Python evolution: Unease
Scott David Daniels
Scott.Daniels at Acm.Org
Fri Jan 7 11:22:39 EST 2005
Terry Reedy wrote:
> Even though I currently only have 80 ... I realize that my stinginess
> with disk space for more serious stuff is obsolete. A gigabyte would
> cover Python + Wxpython + numarray + scipy + pygame + a lot
> of other stuff.
>
> Would it be possible, at least for Windows, to write a Python script
> implementing a 'virtual distribution'?
> IE, download Python, install it, download next package, install it,
> etc. -- prefereably table driven?
I would suggest looking to the Enthought distribution as a reasonable
base (gets you an awful lot). Enthought has a _large_ collection,
covering a lot of stuff that has general utility. Their production
stuff is still at Python 2.3.3, but I believe they have a 2.4 version
coming soon. The list of what they put in the 2.3.3 package is truly
impressive:
wxPython, PIL, VTK, MayaVi, Numeric, SciPy, ScientificPython,
F2PY, Chaco, Traits, PyCrust, ZODB, Gadfly, PySQLite, and ctypes.

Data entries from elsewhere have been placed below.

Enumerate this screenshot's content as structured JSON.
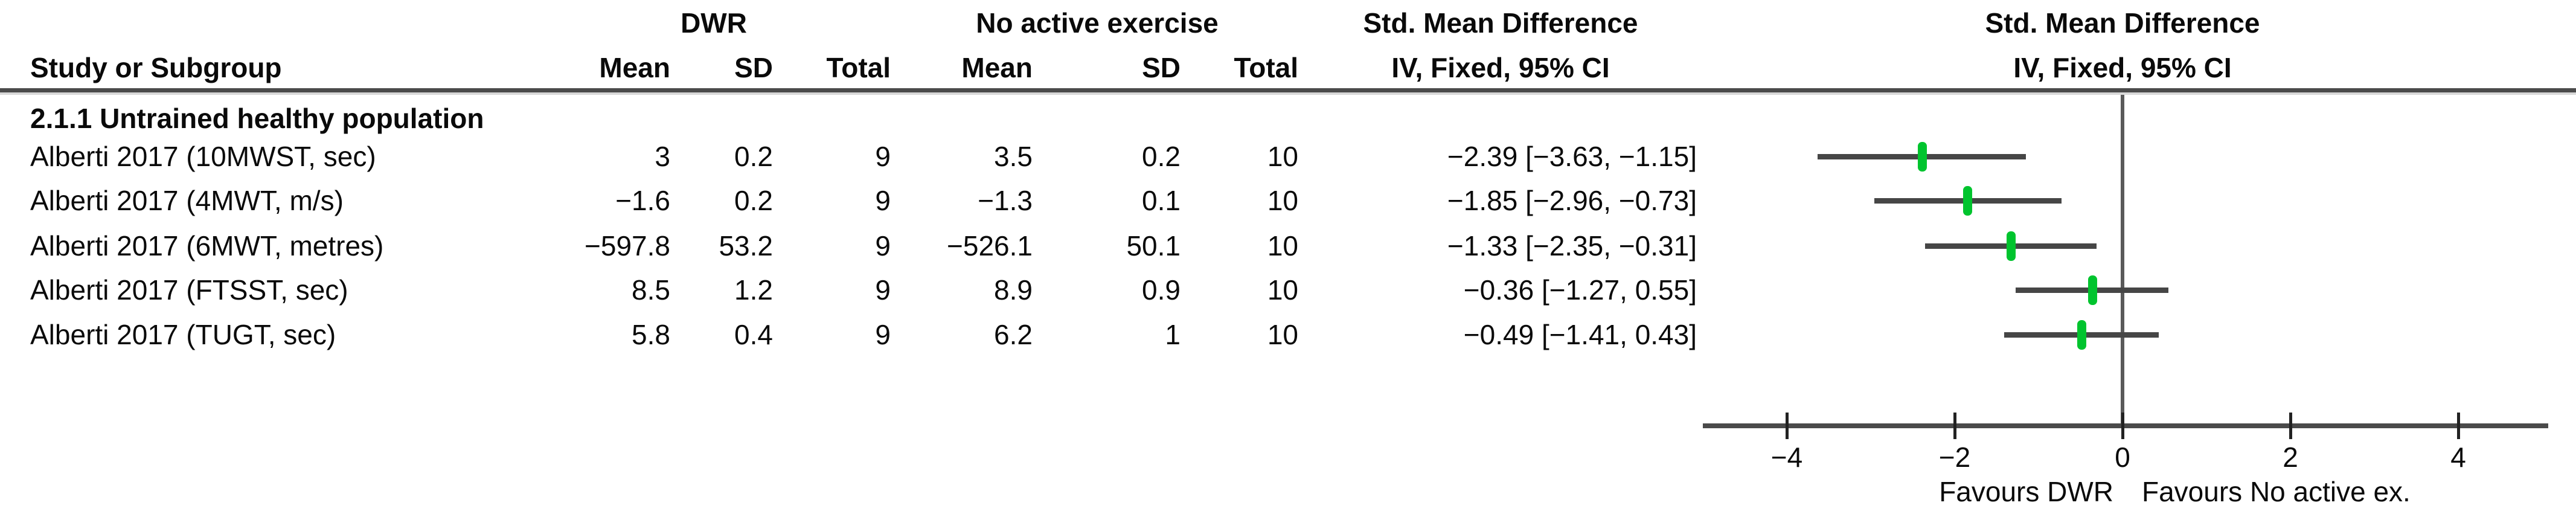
{
  "header": {
    "group1_label": "DWR",
    "group2_label": "No active exercise",
    "effect_label": "Std. Mean Difference",
    "effect_method_label": "IV, Fixed, 95% CI",
    "plot_effect_label": "Std. Mean Difference",
    "plot_effect_method_label": "IV, Fixed, 95% CI",
    "study_col_label": "Study or Subgroup",
    "mean_label": "Mean",
    "sd_label": "SD",
    "total_label": "Total"
  },
  "subgroup_title": "2.1.1 Untrained healthy population",
  "table_rows": [
    {
      "study": "Alberti 2017 (10MWST, sec)",
      "mean1": "3",
      "sd1": "0.2",
      "total1": "9",
      "mean2": "3.5",
      "sd2": "0.2",
      "total2": "10",
      "ci_text": "−2.39 [−3.63, −1.15]"
    },
    {
      "study": "Alberti 2017 (4MWT, m/s)",
      "mean1": "−1.6",
      "sd1": "0.2",
      "total1": "9",
      "mean2": "−1.3",
      "sd2": "0.1",
      "total2": "10",
      "ci_text": "−1.85 [−2.96, −0.73]"
    },
    {
      "study": "Alberti 2017 (6MWT, metres)",
      "mean1": "−597.8",
      "sd1": "53.2",
      "total1": "9",
      "mean2": "−526.1",
      "sd2": "50.1",
      "total2": "10",
      "ci_text": "−1.33 [−2.35, −0.31]"
    },
    {
      "study": "Alberti 2017 (FTSST, sec)",
      "mean1": "8.5",
      "sd1": "1.2",
      "total1": "9",
      "mean2": "8.9",
      "sd2": "0.9",
      "total2": "10",
      "ci_text": "−0.36 [−1.27, 0.55]"
    },
    {
      "study": "Alberti 2017 (TUGT, sec)",
      "mean1": "5.8",
      "sd1": "0.4",
      "total1": "9",
      "mean2": "6.2",
      "sd2": "1",
      "total2": "10",
      "ci_text": "−0.49 [−1.41, 0.43]"
    }
  ],
  "chart_data": {
    "type": "forest",
    "title": "Std. Mean Difference",
    "method": "IV, Fixed, 95% CI",
    "subgroup": "2.1.1 Untrained healthy population",
    "studies": [
      "Alberti 2017 (10MWST, sec)",
      "Alberti 2017 (4MWT, m/s)",
      "Alberti 2017 (6MWT, metres)",
      "Alberti 2017 (FTSST, sec)",
      "Alberti 2017 (TUGT, sec)"
    ],
    "estimates": [
      -2.39,
      -1.85,
      -1.33,
      -0.36,
      -0.49
    ],
    "ci_low": [
      -3.63,
      -2.96,
      -2.35,
      -1.27,
      -1.41
    ],
    "ci_high": [
      -1.15,
      -0.73,
      -0.31,
      0.55,
      0.43
    ],
    "x_ticks": [
      -4,
      -2,
      0,
      2,
      4
    ],
    "x_tick_labels": [
      "−4",
      "−2",
      "0",
      "2",
      "4"
    ],
    "x_range": [
      -5,
      5
    ],
    "favours_left": "Favours DWR",
    "favours_right": "Favours No active ex.",
    "marker_color": "#00c42e",
    "ci_line_color": "#464646",
    "axis_color": "#4a4a4a"
  }
}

All for one sub-90-Meg download. I add VPython to get dirt-simple 3-D
stuff; you'd probably add pygame. The key to this is Enthought's
attention to testing a stable "sumo" collection. I add a few packages
that are much more anachronistic. My thought basically is that, since
I want at least four of the packages, getting a "blessed" superset eases
my installation woes.
If you can wait, the plan for MacEnthon (Python 2.4 on Mac) looks great:
http://www.scipy.org/wikis/featurerequests/MacEnthon
I seem to remember discussion about synchronizing with the windows 2.4
version to have essentially the same list.